Saturday, March 3, 2012

Book Review: Old School Fatbikes

Recently took some time away from the bucolic hamlet of Des Moines (though that's no excuse for the paltry output of this blog lately) and came home with a copy of this paper-based information delivery device:

As you may have gleaned from January's blast of pretentious creative nonfiction, I went through a pretty obsessive cruiser phase once upon a time, so this book had me dead to rights before I even cracked the cover.

On the inside, I was pretty meh about the writing and the scholarship (having been spoiled by my own obsessive research on the topic back in the day and the insanely high standards set by one Jan Heine) but man, those photos. Everything from the 50s Schwinn DX proto-mountain-bikes through today's production-yet-still-alluring Electras up to one-off customs that would make the Orange County Chopper guys think about maybe trying a new line of work. Are these high-performance bikes? Maybe not. Do they have more style than an entire modern generic Trekspecializedgiant bike-shop-cum-Walmart? Uh, yeah.

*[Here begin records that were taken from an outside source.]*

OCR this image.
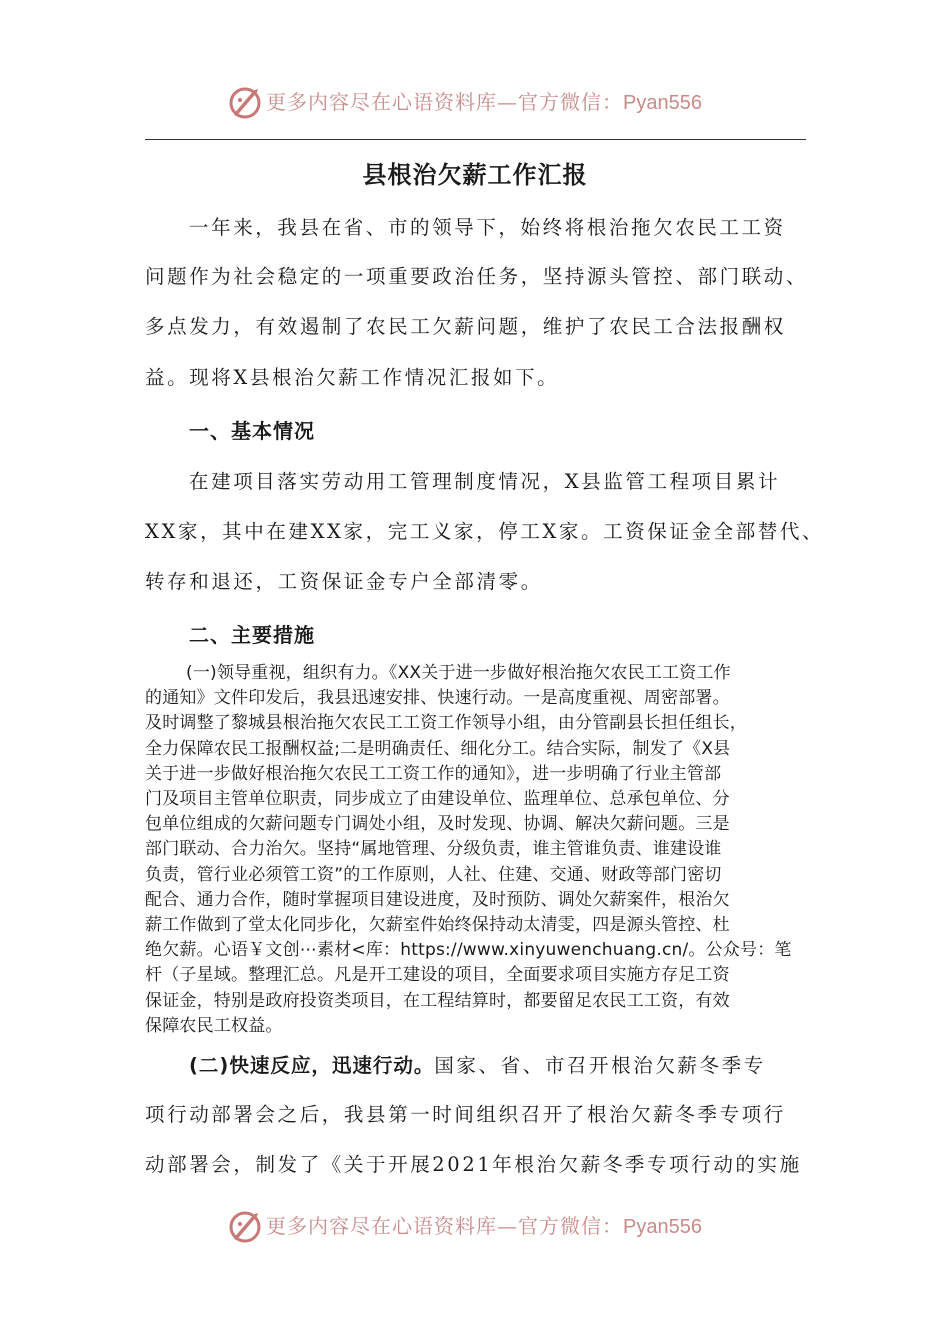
更多内容尽在心语资料库—官方微信：Pyan556
县根治欠薪工作汇报
一年来，我县在省、市的领导下，始终将根治拖欠农民工工资
问题作为社会稳定的一项重要政治任务，坚持源头管控、部门联动、
多点发力，有效遏制了农民工欠薪问题，维护了农民工合法报酬权
益。现将X县根治欠薪工作情况汇报如下。
一、基本情况
在建项目落实劳动用工管理制度情况，X县监管工程项目累计
XX家，其中在建XX家，完工义家，停工X家。工资保证金全部替代、
转存和退还，工资保证金专户全部清零。
二、主要措施
(一)领导重视，组织有力。《XX关于进一步做好根治拖欠农民工工资工作
的通知》文件印发后，我县迅速安排、快速行动。一是高度重视、周密部署。
及时调整了黎城县根治拖欠农民工工资工作领导小组，由分管副县长担任组长，
全力保障农民工报酬权益;二是明确责任、细化分工。结合实际，制发了《X县
关于进一步做好根治拖欠农民工工资工作的通知》，进一步明确了行业主管部
门及项目主管单位职责，同步成立了由建设单位、监理单位、总承包单位、分
包单位组成的欠薪问题专门调处小组，及时发现、协调、解决欠薪问题。三是
部门联动、合力治欠。坚持“属地管理、分级负责，谁主管谁负责、谁建设谁
负责，管行业必须管工资”的工作原则，人社、住建、交通、财政等部门密切
配合、通力合作，随时掌握项目建设进度，及时预防、调处欠薪案件，根治欠
薪工作做到了堂太化同步化，欠薪室件始终保持动太清雯，四是源头管控、杜
绝欠薪。心语￥文创⋯素材<库：https://www.xinyuwenchuang.cn/。公众号：笔
杆（子星域。整理汇总。凡是开工建设的项目，全面要求项目实施方存足工资
保证金，特别是政府投资类项目，在工程结算时，都要留足农民工工资，有效
保障农民工权益。
(二)快速反应，迅速行动。国家、省、市召开根治欠薪冬季专
项行动部署会之后，我县第一时间组织召开了根治欠薪冬季专项行
动部署会，制发了《关于开展2021年根治欠薪冬季专项行动的实施
更多内容尽在心语资料库—官方微信：Pyan556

The unfortunate side effect is that I'm now trolling Craigslist for a vintage cruiser to add to my collection, though I have neither the space, the cash, nor the reserve of spousal goodwill to take one on. Luckily, I've lost the taste for Schwinn's cantilever frame (despite waxing so poetic about it in my old essay) and now lust for the less-ubiquitous camel-back/twin-toptube style... with a two-speed kickback hub, if you please. Sometimes, being an obsessive bike geek can keep a fella out of trouble.